In the conventional method, a plurality of different idle channel search sequence tables of the communication channels having interference wave levels to be measured are prepared and each of the idle channel search sequence table is assigned to base stations separated from each other by a constant distance. The base station or the mobile unit measures the interference wave levels of the communication channels in sequence according to the assigned idle channel search sequence table. In a case where the mobile unit measures the interference wave levels, the base station notifies the mobile unit of the assigned sequence table such that the base station or the mobile unit can use an idle channel, which is initially detected by the mobile unit according to the idle channel search sequence table supplied from the base station, for the communication therebetween.
An operation of the idle channel detection method of the conventional mobile communication system will be described with reference to FIGS. 8 and 9, in which a mobile unit 1 communicates with one of base stations 8A, 8B and 8C, which are connected to a management server (not shown) through a cable network (not shown), while moving from a cell having one base station to another cell having another base station.
In FIG. 8, it is assumed that the mobile unit 1 communicates with the base station 8A provided in a service cell 8a. It should be noted that each of base stations denoted by 8A, 8B and 8C can use the same communication channels repeatedly. FIG. 9 shows an idle channel search sequence table, which is provided in each of the base stations and indicates sequences of the communication channels whose interference wave levels are to be measured to find an idle channel in each base station. As shown in FIG. 9, communication channels 1 to 10, 20, 30, 19, 29, . . . , 11, 21 are searched in the sequence for idle channel in the base station 8A, communication channels 11 to 20, 30, 10, 29, 9, . . . , 21, 1 are searched in the sequence for idle channel in the base station 8B and communication channels 21 to 30, 10, 20, 9, 19, . . . , 1, 11 are searched in the sequence for idle channel in the base station 8C.
A case where an amount of traffic is small and the number of channels used in each base station is smaller than 10 will be considered. For example, if the mobile unit 1 searches an idle channel when the base station 8A is using channels 1 to 5, the base station 8A requests the management server the idle channel search sequence table first. Then, the base station 8A searches the communication channels from channel 1 according to the idle channel search sequence table and repeats the search until the idle channel is found. In such case, the channel 6 may be detected as an idle channel detection.
That is, since the respective base stations detect idle channels according to the idle channel search sequence table, it is probable that channels used in the base station 8A become busy from the initial channel 1, channels used in the base station 8B become busy from the initial channel 11 and channels used in the base station 8C become busy from the initial channel 21. Therefore, if the traffic is small, the possibility that all of the channels 1 to 10 are used in both the base stations 8B and 8C may be low and the possibility that the channel 6 is an idle channel may be high.

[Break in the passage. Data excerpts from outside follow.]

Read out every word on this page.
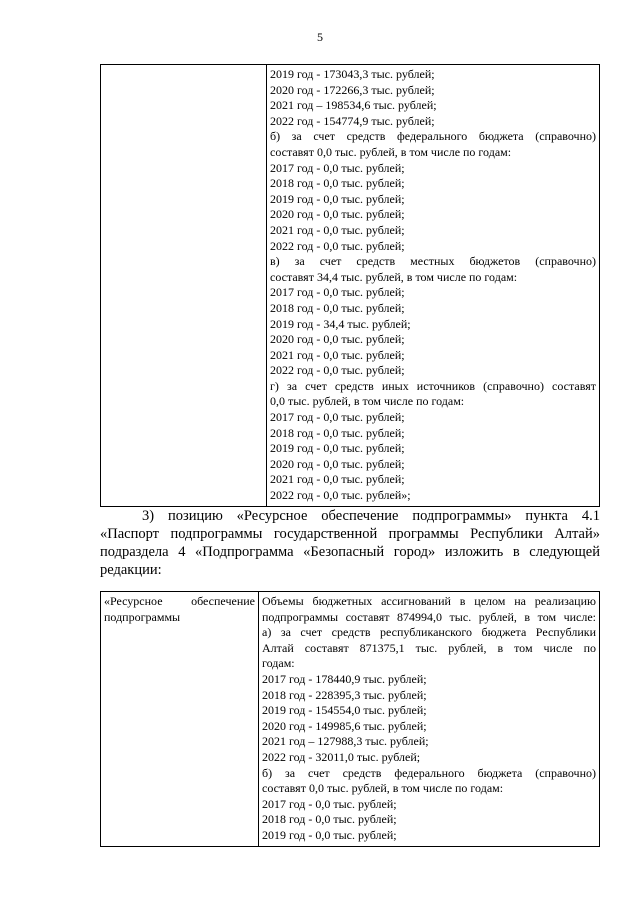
5

2019 год - 173043,3 тыс. рублей;
2020 год - 172266,3 тыс. рублей;
2021 год – 198534,6 тыс. рублей;
2022 год - 154774,9 тыс. рублей;
б) за счет средств федерального бюджета (справочно)
составят 0,0 тыс. рублей, в том числе по годам:
2017 год - 0,0 тыс. рублей;
2018 год - 0,0 тыс. рублей;
2019 год - 0,0 тыс. рублей;
2020 год - 0,0 тыс. рублей;
2021 год - 0,0 тыс. рублей;
2022 год - 0,0 тыс. рублей;
в) за счет средств местных бюджетов (справочно)
составят 34,4 тыс. рублей, в том числе по годам:
2017 год - 0,0 тыс. рублей;
2018 год - 0,0 тыс. рублей;
2019 год - 34,4 тыс. рублей;
2020 год - 0,0 тыс. рублей;
2021 год - 0,0 тыс. рублей;
2022 год - 0,0 тыс. рублей;
г) за счет средств иных источников (справочно) составят
0,0 тыс. рублей, в том числе по годам:
2017 год - 0,0 тыс. рублей;
2018 год - 0,0 тыс. рублей;
2019 год - 0,0 тыс. рублей;
2020 год - 0,0 тыс. рублей;
2021 год - 0,0 тыс. рублей;
2022 год - 0,0 тыс. рублей»;
3) позицию «Ресурсное обеспечение подпрограммы» пункта 4.1
«Паспорт подпрограммы государственной программы Республики Алтай»
подраздела 4 «Подпрограмма «Безопасный город» изложить в следующей
редакции:
«Ресурсное обеспечение
подпрограммы

Объемы бюджетных ассигнований в целом на реализацию
подпрограммы составят 874994,0 тыс. рублей, в том числе:
а) за счет средств республиканского бюджета Республики
Алтай составят 871375,1 тыс. рублей, в том числе по
годам:
2017 год - 178440,9 тыс. рублей;
2018 год - 228395,3 тыс. рублей;
2019 год - 154554,0 тыс. рублей;
2020 год - 149985,6 тыс. рублей;
2021 год – 127988,3 тыс. рублей;
2022 год - 32011,0 тыс. рублей;
б) за счет средств федерального бюджета (справочно)
составят 0,0 тыс. рублей, в том числе по годам:
2017 год - 0,0 тыс. рублей;
2018 год - 0,0 тыс. рублей;
2019 год - 0,0 тыс. рублей;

If the amount of traffic is large and the channels 1 to 10 are being used in the base station 8A, there is no idle channel in the base station 8A since the limit capacity of the system is 10 channels. However, the possibility that there is an idle channel or channels if there is a base station which is using channels the number of which is smaller than 10. When the mobile station 1 performs the idle channel detection, the mobile unit 1 requests the idle channel search sequence table from the base station 8A, first. Then, the mobile unit 1 measures the idle channel from the channel 1 according to the idle channel search sequence table and repeats the measuring processing until an idle channel is detected.

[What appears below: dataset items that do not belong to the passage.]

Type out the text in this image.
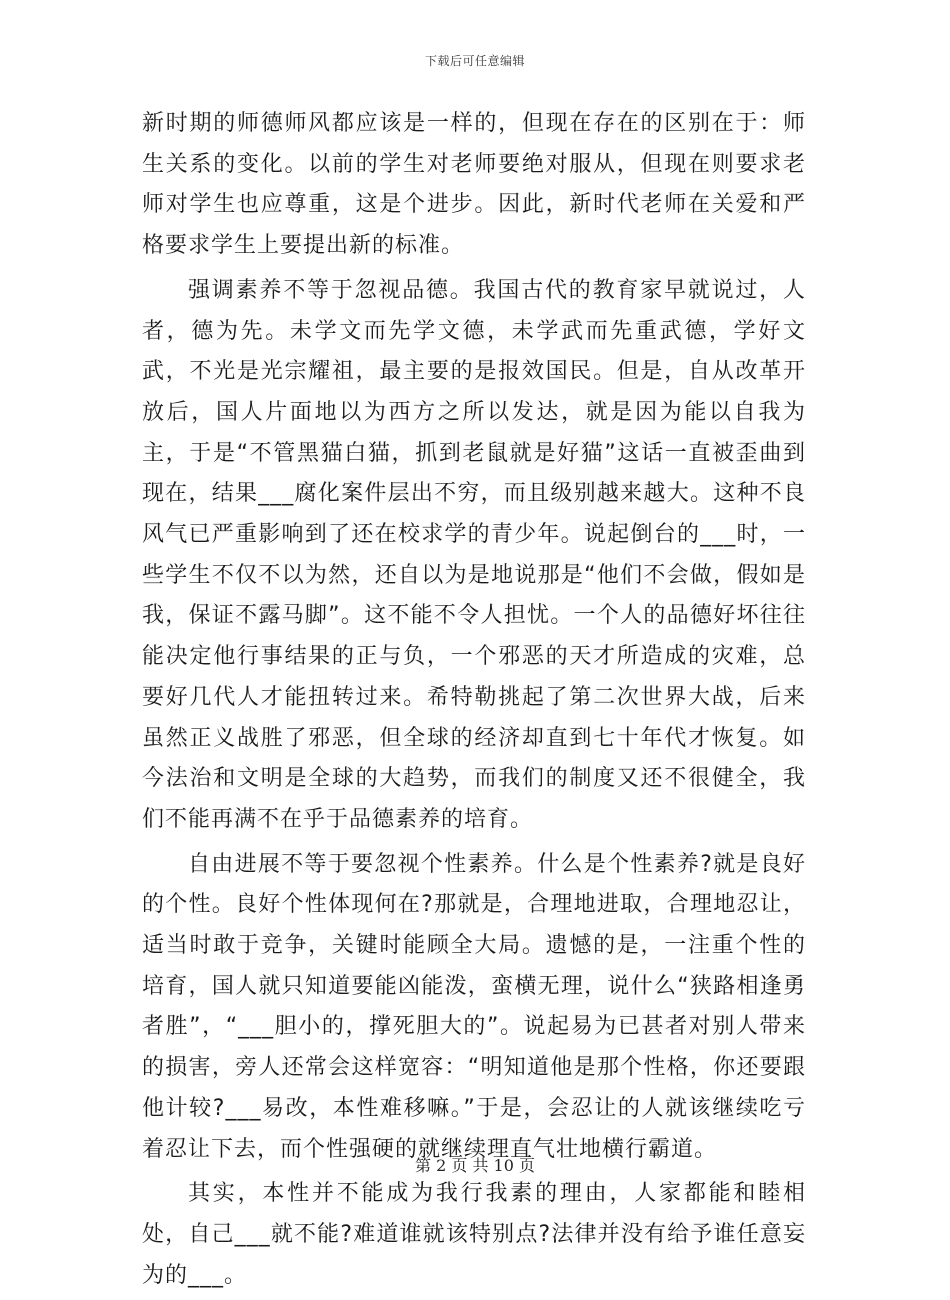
下载后可任意编辑

新时期的师德师风都应该是一样的，但现在存在的区别在于：师生关系的变化。以前的学生对老师要绝对服从，但现在则要求老师对学生也应尊重，这是个进步。因此，新时代老师在关爱和严格要求学生上要提出新的标准。

强调素养不等于忽视品德。我国古代的教育家早就说过，人者，德为先。未学文而先学文德，未学武而先重武德，学好文武，不光是光宗耀祖，最主要的是报效国民。但是，自从改革开放后，国人片面地以为西方之所以发达，就是因为能以自我为主，于是“不管黑猫白猫，抓到老鼠就是好猫”这话一直被歪曲到现在，结果___腐化案件层出不穷，而且级别越来越大。这种不良风气已严重影响到了还在校求学的青少年。说起倒台的___时，一些学生不仅不以为然，还自以为是地说那是“他们不会做，假如是我，保证不露马脚”。这不能不令人担忧。一个人的品德好坏往往能决定他行事结果的正与负，一个邪恶的天才所造成的灾难，总要好几代人才能扭转过来。希特勒挑起了第二次世界大战，后来虽然正义战胜了邪恶，但全球的经济却直到七十年代才恢复。如今法治和文明是全球的大趋势，而我们的制度又还不很健全，我们不能再满不在乎于品德素养的培育。

自由进展不等于要忽视个性素养。什么是个性素养?就是良好的个性。良好个性体现何在?那就是，合理地进取，合理地忍让，适当时敢于竞争，关键时能顾全大局。遗憾的是，一注重个性的培育，国人就只知道要能凶能泼，蛮横无理，说什么“狭路相逢勇者胜”，“___胆小的，撑死胆大的”。说起易为已甚者对别人带来的损害，旁人还常会这样宽容：“明知道他是那个性格，你还要跟他计较?___易改，本性难移嘛。”于是，会忍让的人就该继续吃亏着忍让下去，而个性强硬的就继续理直气壮地横行霸道。

其实，本性并不能成为我行我素的理由，人家都能和睦相处，自己___就不能?难道谁就该特别点?法律并没有给予谁任意妄为的___。

第 2 页 共 10 页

Since the base station 8B uses channels from the channel 11, the possibility that the channel 20 among the channels 11 to 20 is not used is the largest. Similarly, in the base station 8C, the possibility that the channel 30 is idle is high. Therefore, if the mobile unit 1 performs the measurement in a sequence of channels 20, 30, 19, 29, . . . according to the idle channel search sequence table supplied from the base station, it is possible to detect an idle channel with minimum number of measurements.
However, there are the following problems in the described prior art. That is, since, in order to detect an idle channel in the mobile unit, interference wave levels must be measured (detected) from the initial channel according to the idle channel search sequence table until an idle channel is detected, it takes a long time to detect an idle channel when the amount of traffic is large.
Further, since the idle channel search sequence tables assigned to the respective base stations are fixed, the idle channel detection in the mobile unit must be performed from initial channels of the respective base channels according to the idle channel search sequence tables without taking channels, which are being used, into consideration.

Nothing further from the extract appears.